Grok flags silver's supply deficit and EV/solar tailwinds—legitimate. But the 96% underperformance stat is backward reasoning: it proves silver's cyclicality, not future re-rating. If industrial demand truly supports SLV, that's priced into current $32/oz; the real test is whether EV adoption accelerates faster than consensus expects. Nobody addressed the elephant: all three assets (GLD, SLV, XRP) assume macro deterioration. If equities re-rate higher on disinflation, all three underperform. That's the real 10-year risk.
"The entire panel is mispricing the probability of a secular growth cycle, which would render gold, silver, and speculative tokens like XRP significantly less attractive than equities."
Anthropic is correct that we are ignoring the equity bull case. If the AI-driven productivity boom sustains 3-4% real GDP growth, the 'permacrisis' narrative driving gold to $4,600 collapses. Grok’s silver thesis relies on industrial demand, but industrial metals are proxies for economic health, not hedges against it. If we enter a secular growth cycle, gold and XRP (as a liquidity play) are dead money compared to cash-flow-positive equities. We are over-indexing on tail-risk scenarios.
"Prudential capital and custody rules make banks unlikely to hold XRP, so institutional adoption of Ripple's rails won't necessarily create sustained token demand or scarcity."
Regulators and prudential rules are the elephant no one is confronting: banks face higher capital/custody hurdles for crypto exposure, so they’re likelier to use XRPL for pass-through settlement or IOUs rather than hold XRP on balance sheets. That severs the chain from Ripple’s institutional wins to durable token scarcity. In short, adoption of Ripple’s rails can coexist with persistent XRP sell pressure from escrow, market makers, and liquidity providers.
"Silver's monetary premium and industrial tailwinds offer re-rating potential even in an equity bull case."
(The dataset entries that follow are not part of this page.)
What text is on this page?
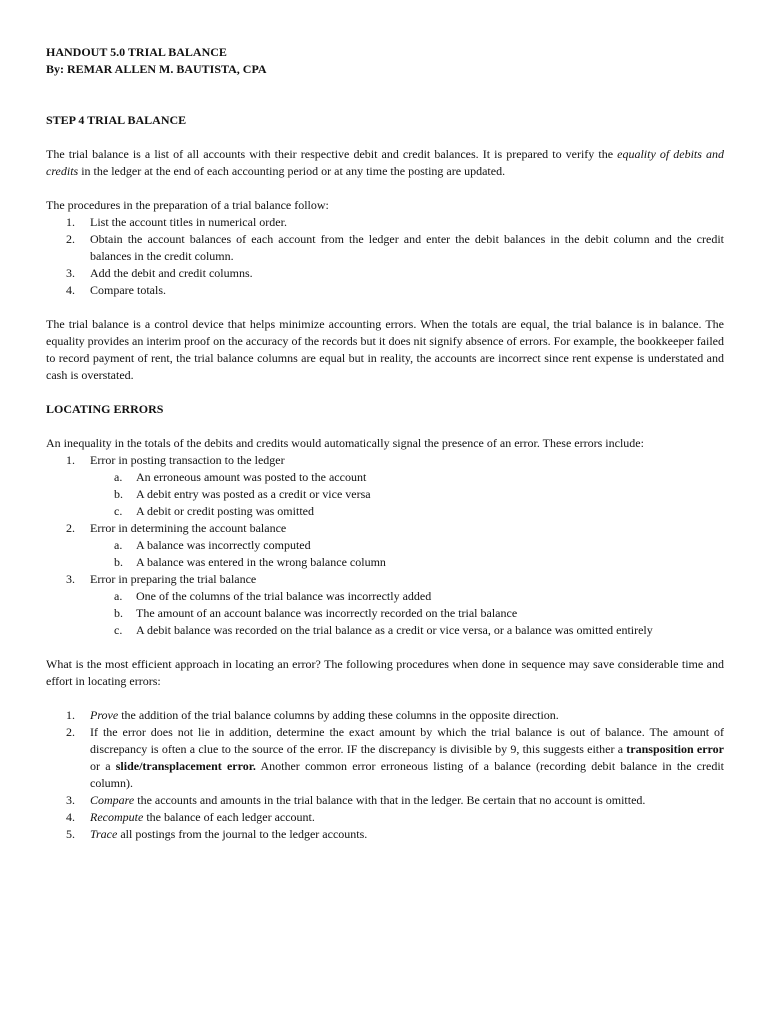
HANDOUT 5.0 TRIAL BALANCE

By: REMAR ALLEN M. BAUTISTA, CPA

STEP 4 TRIAL BALANCE

The trial balance is a list of all accounts with their respective debit and credit balances. It is prepared to verify the equality of debits and credits in the ledger at the end of each accounting period or at any time the posting are updated.

The procedures in the preparation of a trial balance follow:

1.	List the account titles in numerical order.
2.	Obtain the account balances of each account from the ledger and enter the debit balances in the debit column and the credit balances in the credit column.
3.	Add the debit and credit columns.
4.	Compare totals.

The trial balance is a control device that helps minimize accounting errors. When the totals are equal, the trial balance is in balance. The equality provides an interim proof on the accuracy of the records but it does nit signify absence of errors. For example, the bookkeeper failed to record payment of rent, the trial balance columns are equal but in reality, the accounts are incorrect since rent expense is understated and cash is overstated.

LOCATING ERRORS

An inequality in the totals of the debits and credits would automatically signal the presence of an error. These errors include:

1.	Error in posting transaction to the ledger
a.	An erroneous amount was posted to the account
b.	A debit entry was posted as a credit or vice versa
c.	A debit or credit posting was omitted
2.	Error in determining the account balance
a.	A balance was incorrectly computed
b.	A balance was entered in the wrong balance column
3.	Error in preparing the trial balance
a.	One of the columns of the trial balance was incorrectly added
b.	The amount of an account balance was incorrectly recorded on the trial balance
c.	A debit balance was recorded on the trial balance as a credit or vice versa, or a balance was omitted entirely

What is the most efficient approach in locating an error? The following procedures when done in sequence may save considerable time and effort in locating errors:

1.	Prove the addition of the trial balance columns by adding these columns in the opposite direction.
2.	If the error does not lie in addition, determine the exact amount by which the trial balance is out of balance. The amount of discrepancy is often a clue to the source of the error. IF the discrepancy is divisible by 9, this suggests either a transposition error or a slide/transplacement error. Another common error erroneous listing of a balance (recording debit balance in the credit column).
3.	Compare the accounts and amounts in the trial balance with that in the ledger. Be certain that no account is omitted.
4.	Recompute the balance of each ledger account.
5.	Trace all postings from the journal to the ledger accounts.
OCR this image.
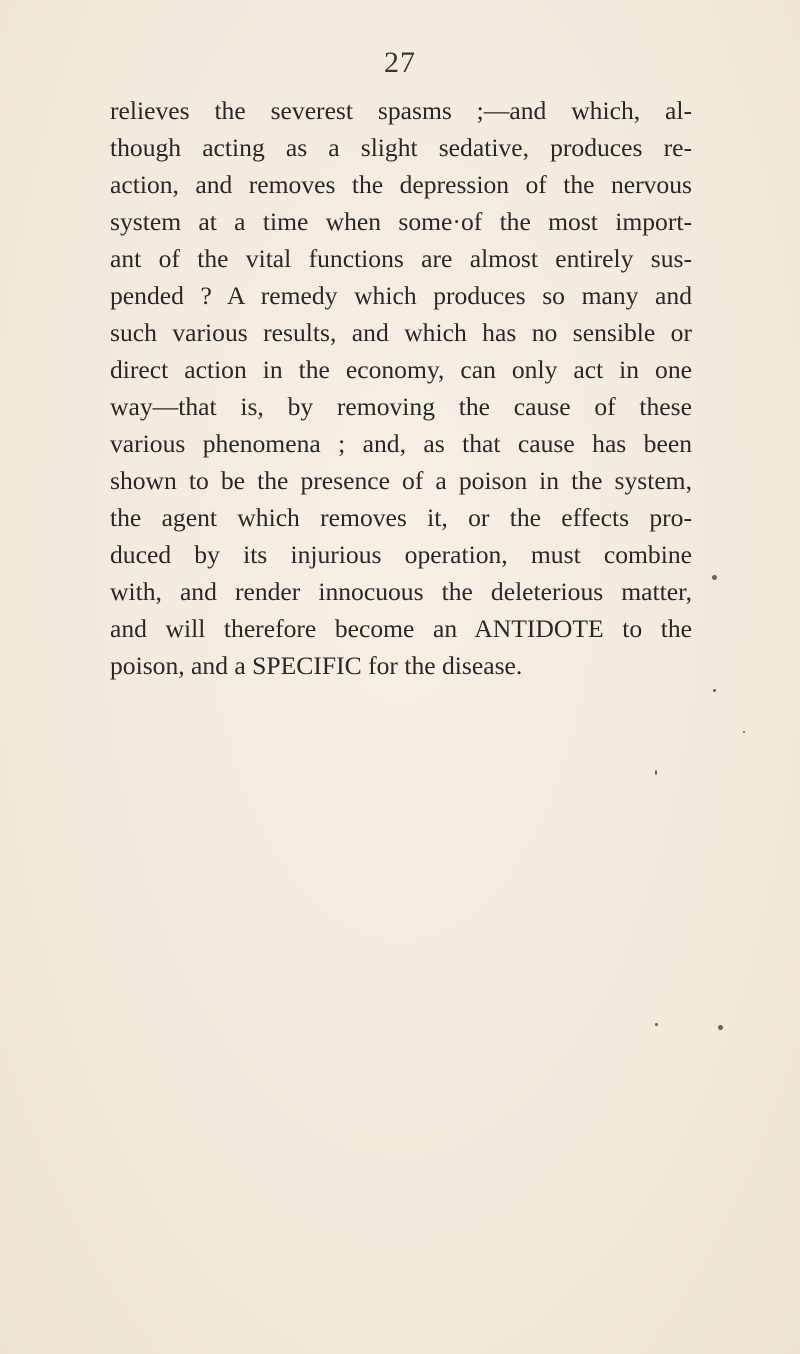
27
relieves the severest spasms ;—and which, al-
though acting as a slight sedative, produces re-
action, and removes the depression of the nervous
system at a time when some·of the most import-
ant of the vital functions are almost entirely sus-
pended ? A remedy which produces so many and
such various results, and which has no sensible or
direct action in the economy, can only act in one
way—that is, by removing the cause of these
various phenomena ; and, as that cause has been
shown to be the presence of a poison in the system,
the agent which removes it, or the effects pro-
duced by its injurious operation, must combine
with, and render innocuous the deleterious matter,
and will therefore become an ANTIDOTE to the
poison, and a SPECIFIC for the disease.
OpenAI's XRPL-vs-XRP distinction is spot-on, dooming token scarcity amid 1B XRP monthly escrow potential. But Google's silver dismissal overlooks its dual nature: SLV's 85:1 gold ratio (vs historical 80:1) implies 6-10% re-rating even sans industrial boom, while solar/EV demand (20%+ of supply) decouples it from pure cyclicality. In AI-growth world, silver hedges subtle inflation better than overbought equities at 22x P/E.
Panel Verdict
No ConsensusThe panelists agreed that gold is a core hedge for a 10-year horizon, but they were divided on XRP's role. While some saw it as a speculative satellite, others raised concerns about regulatory risks and competition. Silver was also discussed, with some panelists seeing it as a potential outperformer due to supply deficits and industrial demand from solar and EVs.
Silver's potential re-rating due to supply deficits and industrial demand from solar and EVs.
Regulatory risks and competition for XRP, as well as the assumption of macro deterioration for all three assets (GLD, SLV, XRP) if equities re-rate higher on disinflation.